For teams and medium-value treasuries:

Minimum Delay: 7 days
Expiration Period: 14 days

Rationale:

  • 7-day delay balances security and operational speed
  • 14-day expiration provides 7 days for execution

Individual User Setup

For personal wallets with lower values:

Minimum Delay: 3 days
Expiration Period: 7 days

Rationale:

  • 3-day delay catches obvious attacks while maintaining agility
  • 7-day expiration gives 4 days to execute

Updating Parameters

Which Parameters Can Be Updated

Updatable through timelock:

  • Minimum Delay
  • Expiration Period

Cannot be updated:

  • Maximum Concurrent Proposals (hardcoded constant)
  • The Safe address (immutable)

Update Process

To change a parameter:

  1. Schedule a timelocked proposal where the target is the Timelock contract itself
  2. Set the calldata to call the appropriate update function:
    • updateDelay(uint256 newDelay) for minimum delay
    • updateExpirationPeriod(uint256 newPeriod) for expiration period
  3. Wait for the current minimum delay to pass
  4. Execute the proposal to apply the new parameter

Important: The parameter change itself goes through the timelock, so plan accordingly.

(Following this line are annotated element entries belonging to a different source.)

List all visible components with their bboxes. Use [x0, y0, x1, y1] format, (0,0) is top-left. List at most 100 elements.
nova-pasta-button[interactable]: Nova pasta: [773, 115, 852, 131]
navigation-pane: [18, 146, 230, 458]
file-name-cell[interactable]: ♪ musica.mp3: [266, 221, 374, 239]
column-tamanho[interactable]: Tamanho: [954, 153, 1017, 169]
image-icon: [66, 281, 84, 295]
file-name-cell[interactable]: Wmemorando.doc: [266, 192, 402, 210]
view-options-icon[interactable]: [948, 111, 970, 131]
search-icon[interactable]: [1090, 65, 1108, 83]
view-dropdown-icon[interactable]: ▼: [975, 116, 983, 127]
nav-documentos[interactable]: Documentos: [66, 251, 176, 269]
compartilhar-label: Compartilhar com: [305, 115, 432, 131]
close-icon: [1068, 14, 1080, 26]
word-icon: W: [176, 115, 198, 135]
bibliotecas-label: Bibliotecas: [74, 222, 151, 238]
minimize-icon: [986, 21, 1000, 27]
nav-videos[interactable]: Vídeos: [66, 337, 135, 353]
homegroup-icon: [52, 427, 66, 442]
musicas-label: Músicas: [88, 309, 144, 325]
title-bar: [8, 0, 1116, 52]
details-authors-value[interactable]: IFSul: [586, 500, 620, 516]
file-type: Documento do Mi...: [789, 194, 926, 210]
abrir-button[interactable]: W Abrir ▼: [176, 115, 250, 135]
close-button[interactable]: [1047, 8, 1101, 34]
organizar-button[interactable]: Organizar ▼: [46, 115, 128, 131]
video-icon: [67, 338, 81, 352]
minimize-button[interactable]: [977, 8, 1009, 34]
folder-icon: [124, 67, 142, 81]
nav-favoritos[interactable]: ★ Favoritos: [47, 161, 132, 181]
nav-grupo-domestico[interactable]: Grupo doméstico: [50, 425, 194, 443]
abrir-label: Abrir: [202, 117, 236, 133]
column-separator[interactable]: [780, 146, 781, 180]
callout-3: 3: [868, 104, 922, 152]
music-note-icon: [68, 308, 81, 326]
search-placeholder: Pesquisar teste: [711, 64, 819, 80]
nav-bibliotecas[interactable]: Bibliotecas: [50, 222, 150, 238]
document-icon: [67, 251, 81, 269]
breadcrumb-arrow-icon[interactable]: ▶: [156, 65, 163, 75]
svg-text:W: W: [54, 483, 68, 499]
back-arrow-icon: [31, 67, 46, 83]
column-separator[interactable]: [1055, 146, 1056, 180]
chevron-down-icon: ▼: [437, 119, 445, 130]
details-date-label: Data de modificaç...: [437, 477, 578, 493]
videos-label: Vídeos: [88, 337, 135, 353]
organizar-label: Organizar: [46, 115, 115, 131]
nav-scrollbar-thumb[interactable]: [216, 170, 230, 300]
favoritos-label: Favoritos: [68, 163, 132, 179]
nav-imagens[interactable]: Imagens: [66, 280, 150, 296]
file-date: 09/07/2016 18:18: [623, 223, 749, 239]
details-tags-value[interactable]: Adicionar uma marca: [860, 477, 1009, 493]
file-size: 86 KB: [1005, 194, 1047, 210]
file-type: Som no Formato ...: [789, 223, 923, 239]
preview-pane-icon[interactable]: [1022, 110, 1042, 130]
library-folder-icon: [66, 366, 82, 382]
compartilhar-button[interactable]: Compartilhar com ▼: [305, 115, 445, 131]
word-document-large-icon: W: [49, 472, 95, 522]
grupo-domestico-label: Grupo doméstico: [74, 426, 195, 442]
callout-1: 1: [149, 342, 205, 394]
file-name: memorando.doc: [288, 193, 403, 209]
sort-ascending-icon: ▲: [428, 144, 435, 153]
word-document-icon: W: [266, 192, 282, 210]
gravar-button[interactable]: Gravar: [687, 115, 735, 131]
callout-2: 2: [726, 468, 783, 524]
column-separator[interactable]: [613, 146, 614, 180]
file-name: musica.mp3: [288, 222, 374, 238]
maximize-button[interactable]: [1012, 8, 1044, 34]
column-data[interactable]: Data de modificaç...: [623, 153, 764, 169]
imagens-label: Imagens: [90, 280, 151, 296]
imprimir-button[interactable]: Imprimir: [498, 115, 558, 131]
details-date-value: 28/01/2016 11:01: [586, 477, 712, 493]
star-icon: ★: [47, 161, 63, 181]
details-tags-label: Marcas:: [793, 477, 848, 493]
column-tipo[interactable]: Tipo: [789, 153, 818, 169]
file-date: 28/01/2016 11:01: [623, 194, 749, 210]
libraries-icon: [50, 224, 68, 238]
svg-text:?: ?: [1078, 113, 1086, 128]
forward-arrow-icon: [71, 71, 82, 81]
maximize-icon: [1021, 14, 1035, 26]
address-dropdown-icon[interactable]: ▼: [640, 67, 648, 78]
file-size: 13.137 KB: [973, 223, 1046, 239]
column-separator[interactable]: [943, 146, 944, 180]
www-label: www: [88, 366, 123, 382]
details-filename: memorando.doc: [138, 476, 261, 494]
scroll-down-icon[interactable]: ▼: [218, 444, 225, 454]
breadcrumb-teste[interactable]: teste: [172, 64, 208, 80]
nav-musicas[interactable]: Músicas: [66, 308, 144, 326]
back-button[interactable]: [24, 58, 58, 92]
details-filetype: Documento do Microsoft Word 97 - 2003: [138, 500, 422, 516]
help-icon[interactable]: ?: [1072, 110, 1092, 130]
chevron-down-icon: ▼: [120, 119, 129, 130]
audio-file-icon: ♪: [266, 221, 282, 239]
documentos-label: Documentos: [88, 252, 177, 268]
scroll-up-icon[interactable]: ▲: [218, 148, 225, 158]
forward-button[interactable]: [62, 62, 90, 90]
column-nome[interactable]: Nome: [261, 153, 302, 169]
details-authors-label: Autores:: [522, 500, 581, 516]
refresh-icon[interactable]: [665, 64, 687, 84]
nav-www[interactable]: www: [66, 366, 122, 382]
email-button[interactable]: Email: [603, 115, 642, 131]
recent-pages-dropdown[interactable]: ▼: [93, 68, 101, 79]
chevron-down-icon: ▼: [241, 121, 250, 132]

If you're increasing the delay, the change will use the current (shorter) delay. If you're decreasing it, you'll still wait through the current (longer) delay one final time.

Safety Checks

The smart contract enforces bounds on all parameter updates:

  • Minimum Delay: Must be between 10 seconds and 30 days
  • Expiration Period: Must be at least 10 seconds

Attempts to set parameters outside these bounds will revert.


Parameter Coordination

When setting your parameters, ensure they work together coherently. The expiration period should be at least as long as the minimum delay to give adequate time for execution: Expiration Period ≥ Minimum Delay.